Highland Games athlete

Born: March 2, 1929;

Died: July 23, 2017

HENRY Alexander Gray, known as Sandy, who has died aged 88, was one of Scotland’s leading Highland Games heavy events athletes for 25 years from 1950 onwards and thereafter a familiar and extremely popular figure on the Games circuit as an official for another 40 years.

Immediately recognisable due to his impressive physique – he was 6’ 5” tall and tipped the scales at 19 stones – he was inordinately strong thanks in part to his genes but also because of his lifelong work as a farmer at East Eninteer in the parish of Leochel Cushnie, near Alford, where he was born and died.

In 1954 he enjoyed his greatest success when he won the coveted Scottish Heavy Events Championship at Crieff Games. Throughout the ‘50s, ‘60s and into the ‘70s he figured prominently in prize lists and set records at games throughout the country. He became only the second man ever to toss the famous Braemar caber after the great George Clark and did so five years in succession, each time earning the special £10 prize for the feat which prompted an official to remark to him, "If you keep daein’ this Sandy, ye’ll ha’e the Games ruined!”

His specialities were the real strongman events such as the caber, the heavy hammer and the weights for height and distance, at all of which he excelled. At Aboyne Games where he won the champion heavy title several times, he won the caber on nine occasions, including seven

years consecutively and placed in the event every year between 1951 and 1974. All of this was achieved without his ever having done weight training and on a minimum of specific events training causing many to speculate as to what greater heights he was capable of.

His easy going and affable nature probably militated against the single minded pursuit of success but there is little doubt had he dedicated himself he would have figured among the greatest ever of Scottish heavies alongside Donald Dinnie, AA Cameron, Clark and Bill Anderson, widely acknowledged as the best of all and particularly by Gray himself.

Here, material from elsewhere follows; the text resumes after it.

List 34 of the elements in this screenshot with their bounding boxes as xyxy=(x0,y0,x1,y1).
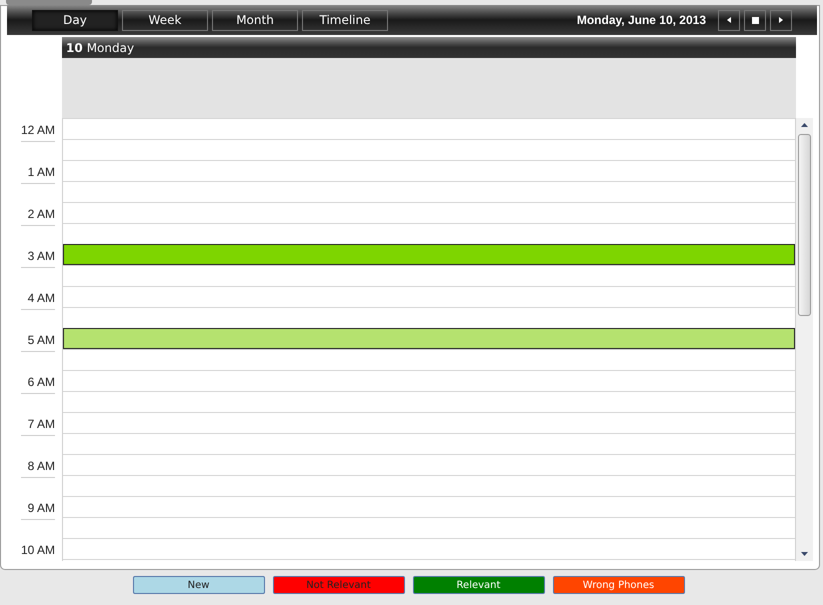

Gray's exceptional strength was demonstrated in 1953 when he took part in a contest in Aberdeen’s Music Hall to walk 20 yards across the stage while carrying one of the famous Dinnie Stones, which weighed 340lb, for a £20 prize. These stones had reputedly been carried by Dinnie across the Potarch Bridge in 1860 to assist his stonemason father working there. Straddling the stone while lifting it, Gray reached the 18 yard mark but could go no further and was denied the prize. But the crowd protested so strongly the organisers had to relent and award him the £20. On another occasion his enormously strong grip came to the fore when he became one of the few to lift single handed the famous Thomas Inch dumbbell, which weighed 172 lbs..

In 1967 he travelled to Canada to take part in the Nova Scotia Centennial Highland Games at the Wanderers’ Grounds in Halifax, as part of the country’s centenary celebrations, where unusually the caber was tossed for distance as opposed to being

turned on its end. During the week he spent there he also took part in exhibition events and proved an excellent ambassador.

He was renowned for his ability at the 56lb weight over the bar event in which he held the Braemar record at 15’6”, the games’ annual once describing his prowess as follows: "With spectacular diffidence, he approaches the bar, throws and turns away almost shyly, all in one easy movement, one of the most impressive sights in the Ggmes.”

Born the third of five children to James and Isabella, Gray became the sixth generation of his family to farm East Eninteer. He attended the local Cushnie school and was happy to leave at 14 to work on the family farm.

Along with his brother Norman and father, he slept in the bothy and enjoyed a happy upbringing. For amusement he and his brother would throw the Scots hammer and weights about the farm leading to his taking part in 1947 in the sports at the Craigievar Estate annual picnic. Success there was followed by competing at local games at Kennethmont, Wartle, Keig and Tarland before making his debut at Aboyne in 1949. Overawed by the crowd, he did not do well, not helped by overhearing someone in the crowd remark "that yin will never mak’ a thrower". But George Clark spotted his potential and after receiving assistance from him he won his first prizes at Aboyne in 1950 and continued doing so there and at many venues till 1974.

His link with the heavy events then continued till a few years ago as judge at Braemar, Aboyne and other Grampian games. In 2006 he was very proud to have been presented to the Royal family at Braemar, a photo of which sat prominently in his farmhouse. In 1964 he married Mary Murray in Banchory and together they enjoyed a very happy marriage until her death in 2001.